Apache Storm Topologies are similar to the “MapReduce” job of Hadoop. Storm Topologies is the graphical representation of computation. It is the actual component of Apache Storm to perform real-time computation. In the Storm cluster, every node is linked together and processes data.

Now we will see how tuples are passed in between components of Storm Topology.

Stream Grouping

Stream Grouping is used to define the data exchange between different components of Apache Storm topology. It shows how multiples streams are used by bolts. It is set during the defining of topology.

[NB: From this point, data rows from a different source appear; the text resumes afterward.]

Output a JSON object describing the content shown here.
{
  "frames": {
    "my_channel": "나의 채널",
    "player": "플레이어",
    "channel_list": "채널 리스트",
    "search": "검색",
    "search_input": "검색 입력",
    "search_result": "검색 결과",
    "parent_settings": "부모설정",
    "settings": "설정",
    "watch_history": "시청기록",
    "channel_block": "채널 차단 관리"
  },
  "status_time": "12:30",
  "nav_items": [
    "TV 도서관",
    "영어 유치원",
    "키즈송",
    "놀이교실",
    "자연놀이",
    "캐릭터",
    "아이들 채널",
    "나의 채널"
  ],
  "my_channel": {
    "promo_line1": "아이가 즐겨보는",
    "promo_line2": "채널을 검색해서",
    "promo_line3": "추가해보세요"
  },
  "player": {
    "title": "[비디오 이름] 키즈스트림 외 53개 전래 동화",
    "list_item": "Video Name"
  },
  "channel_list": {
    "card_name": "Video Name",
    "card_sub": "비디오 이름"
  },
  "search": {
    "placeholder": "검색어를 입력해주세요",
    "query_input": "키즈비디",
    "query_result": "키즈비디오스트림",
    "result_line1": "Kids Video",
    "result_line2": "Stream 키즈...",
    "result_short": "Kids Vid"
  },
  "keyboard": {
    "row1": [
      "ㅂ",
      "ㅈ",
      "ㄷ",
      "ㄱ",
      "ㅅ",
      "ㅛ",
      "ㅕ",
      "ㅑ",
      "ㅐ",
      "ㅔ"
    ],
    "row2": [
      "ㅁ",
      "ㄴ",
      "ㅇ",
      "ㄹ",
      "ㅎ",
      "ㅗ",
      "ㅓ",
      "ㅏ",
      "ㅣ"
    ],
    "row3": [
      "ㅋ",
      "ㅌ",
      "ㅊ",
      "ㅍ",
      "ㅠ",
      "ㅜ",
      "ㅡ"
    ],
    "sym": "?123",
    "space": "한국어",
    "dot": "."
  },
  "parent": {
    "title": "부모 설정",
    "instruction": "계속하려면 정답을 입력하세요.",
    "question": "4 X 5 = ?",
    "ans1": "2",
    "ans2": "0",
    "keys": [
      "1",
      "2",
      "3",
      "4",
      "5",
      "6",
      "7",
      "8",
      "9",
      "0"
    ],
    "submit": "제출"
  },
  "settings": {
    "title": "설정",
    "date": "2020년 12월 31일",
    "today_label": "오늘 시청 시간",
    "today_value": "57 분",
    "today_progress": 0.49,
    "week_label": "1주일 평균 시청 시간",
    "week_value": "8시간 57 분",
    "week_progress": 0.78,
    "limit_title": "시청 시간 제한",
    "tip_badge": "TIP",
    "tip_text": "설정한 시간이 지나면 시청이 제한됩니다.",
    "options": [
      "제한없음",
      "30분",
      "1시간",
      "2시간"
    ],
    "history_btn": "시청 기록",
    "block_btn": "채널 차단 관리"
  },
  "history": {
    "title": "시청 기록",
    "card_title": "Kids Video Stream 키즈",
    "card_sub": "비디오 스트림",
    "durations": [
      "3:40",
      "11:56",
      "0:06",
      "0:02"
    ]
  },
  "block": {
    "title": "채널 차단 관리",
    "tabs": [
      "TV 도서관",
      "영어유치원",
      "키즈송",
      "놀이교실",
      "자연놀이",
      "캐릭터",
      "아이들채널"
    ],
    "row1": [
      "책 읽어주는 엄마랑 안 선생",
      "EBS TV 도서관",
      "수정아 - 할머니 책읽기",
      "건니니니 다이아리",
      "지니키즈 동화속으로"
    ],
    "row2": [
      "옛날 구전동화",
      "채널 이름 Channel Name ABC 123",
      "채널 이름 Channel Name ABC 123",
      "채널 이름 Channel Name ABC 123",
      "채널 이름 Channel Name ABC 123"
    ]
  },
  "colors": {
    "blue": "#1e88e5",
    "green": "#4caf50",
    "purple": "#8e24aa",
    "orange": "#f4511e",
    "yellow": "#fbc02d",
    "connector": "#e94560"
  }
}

The following picture displays the execution of the topology task.

cloudduggu storm topology

The following are different kinds of Stream Grouping.

1. Shuffle Grouping

Shuffle Grouping is a very common grouping that takes one input and sends a tuple produced by the source to an arbitrarily selected bolt. It is very helpful in performing atomic operations.

2. Fields Grouping

Fields Grouping helps to control the flow of tuples based on the fields of the tuple. It is used to send the set of value for a grouping of files will always go to a similar bolt.

3. All Grouping

All Grouping uses a single copy of every tuple to send to receiving bolts. This form of grouping is used to send signals to bolts. The example of All Grouping is when a refresh cache signal is sent to all bolts of the cluster to refresh cache memory.

4. Custom Grouping

A user can create customized grouping by implementing type.storm.grouping.CustomStreamGrouping interface. By using Custom Grouping a user can decide the bolt that will receive a tuple.

5. Direct Grouping

In this type of Grouping, the decision of receiving bolt is in the handle of the source.